Forward primer mismatches were not examined here, but two previous studies suggest that one-step RT-ddPCR underestimates viral RNA with forward primer mismatches to a lesser extent than one-step RT-qPCR (Sedlak et al. 2017; Strain et al. 2013). The effect of forward primer mismatches on RNA templates will arise during PCR amplification (the forward primer binds to cDNA), meaning that end-point detection will be an advantage in that case.

One limitation of this study was that the PM primers used to generate the reference quantities in some cases had different thermal characteristics than the original primers (Table 2). However, we evaluated the performance of the different RT-PCR-systems and concluded that the differences in primer characteristics had no major practical influence on the results.

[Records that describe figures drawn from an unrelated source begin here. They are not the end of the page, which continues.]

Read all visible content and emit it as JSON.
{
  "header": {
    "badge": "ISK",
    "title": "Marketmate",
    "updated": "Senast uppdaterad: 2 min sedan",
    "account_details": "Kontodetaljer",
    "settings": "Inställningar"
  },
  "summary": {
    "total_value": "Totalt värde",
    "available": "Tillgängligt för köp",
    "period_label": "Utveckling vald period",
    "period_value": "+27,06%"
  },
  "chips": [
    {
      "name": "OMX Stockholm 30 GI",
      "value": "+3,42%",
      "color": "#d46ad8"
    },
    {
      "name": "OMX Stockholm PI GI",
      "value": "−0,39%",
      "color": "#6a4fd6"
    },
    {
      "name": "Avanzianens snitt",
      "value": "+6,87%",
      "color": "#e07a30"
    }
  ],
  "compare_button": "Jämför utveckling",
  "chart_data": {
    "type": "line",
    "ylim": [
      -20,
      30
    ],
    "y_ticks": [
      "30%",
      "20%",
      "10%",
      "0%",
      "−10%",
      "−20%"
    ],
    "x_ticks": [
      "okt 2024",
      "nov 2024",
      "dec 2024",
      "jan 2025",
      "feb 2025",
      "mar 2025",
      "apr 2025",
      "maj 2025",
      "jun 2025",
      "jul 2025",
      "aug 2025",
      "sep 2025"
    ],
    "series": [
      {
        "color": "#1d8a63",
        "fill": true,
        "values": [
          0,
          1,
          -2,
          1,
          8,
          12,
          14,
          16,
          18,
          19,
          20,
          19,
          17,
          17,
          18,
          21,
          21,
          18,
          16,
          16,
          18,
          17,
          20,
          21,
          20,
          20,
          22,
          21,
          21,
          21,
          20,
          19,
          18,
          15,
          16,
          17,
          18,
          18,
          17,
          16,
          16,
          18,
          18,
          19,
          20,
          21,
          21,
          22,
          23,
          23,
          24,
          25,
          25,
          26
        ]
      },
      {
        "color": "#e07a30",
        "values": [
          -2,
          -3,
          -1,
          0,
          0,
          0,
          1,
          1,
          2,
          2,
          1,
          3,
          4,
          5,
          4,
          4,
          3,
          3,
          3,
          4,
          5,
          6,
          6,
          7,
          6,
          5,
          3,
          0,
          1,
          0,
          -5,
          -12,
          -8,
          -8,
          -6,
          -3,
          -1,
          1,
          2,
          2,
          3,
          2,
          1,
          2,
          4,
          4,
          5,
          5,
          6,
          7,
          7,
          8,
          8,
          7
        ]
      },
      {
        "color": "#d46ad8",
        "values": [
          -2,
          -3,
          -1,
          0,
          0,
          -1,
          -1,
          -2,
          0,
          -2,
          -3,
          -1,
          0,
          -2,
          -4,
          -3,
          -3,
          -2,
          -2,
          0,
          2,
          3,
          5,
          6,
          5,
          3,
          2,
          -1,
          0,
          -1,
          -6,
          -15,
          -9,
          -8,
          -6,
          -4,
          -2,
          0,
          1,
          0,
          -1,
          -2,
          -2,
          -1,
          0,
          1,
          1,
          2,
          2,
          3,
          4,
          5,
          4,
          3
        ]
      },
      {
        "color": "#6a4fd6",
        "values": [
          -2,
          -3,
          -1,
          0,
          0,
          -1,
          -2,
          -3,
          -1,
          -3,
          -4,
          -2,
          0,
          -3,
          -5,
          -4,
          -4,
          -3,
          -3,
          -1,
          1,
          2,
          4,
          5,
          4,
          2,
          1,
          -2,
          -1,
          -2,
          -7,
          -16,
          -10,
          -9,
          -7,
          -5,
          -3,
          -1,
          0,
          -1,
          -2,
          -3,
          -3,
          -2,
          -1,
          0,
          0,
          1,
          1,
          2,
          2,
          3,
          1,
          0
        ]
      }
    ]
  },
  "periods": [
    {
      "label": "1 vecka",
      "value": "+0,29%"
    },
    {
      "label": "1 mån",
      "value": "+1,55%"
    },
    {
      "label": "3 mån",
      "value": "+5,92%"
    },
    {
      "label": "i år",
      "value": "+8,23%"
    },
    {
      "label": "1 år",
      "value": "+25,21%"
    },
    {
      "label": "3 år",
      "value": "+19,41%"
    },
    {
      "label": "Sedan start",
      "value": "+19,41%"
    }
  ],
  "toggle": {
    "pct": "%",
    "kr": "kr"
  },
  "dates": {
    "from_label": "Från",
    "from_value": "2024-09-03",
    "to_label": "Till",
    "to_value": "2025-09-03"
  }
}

Together, these results indicate that the HAV RT-PCR assay described in ISO 15216-1 (ISO 2017) underestimates the quantity of HAV genotype III sequences, and also that ddPCR quantification is more resilient to mismatches than qPCR, due to the end-point detection technique. Moreover, from a general point of view, it can be debated whether it is appropriate to use exactly the same set of primer and probe sequences for detection of sequence-variable viruses across many different laboratories and countries. The primer and probe sequences recommended by ISO 15216-1 (ISO 2017) are optional to use, but standardisation of RT-PCR assays may risk reducing the collective redundancy of detecting a broad range of sequence variants, and hence newly emerged variants are at risk of being undetected.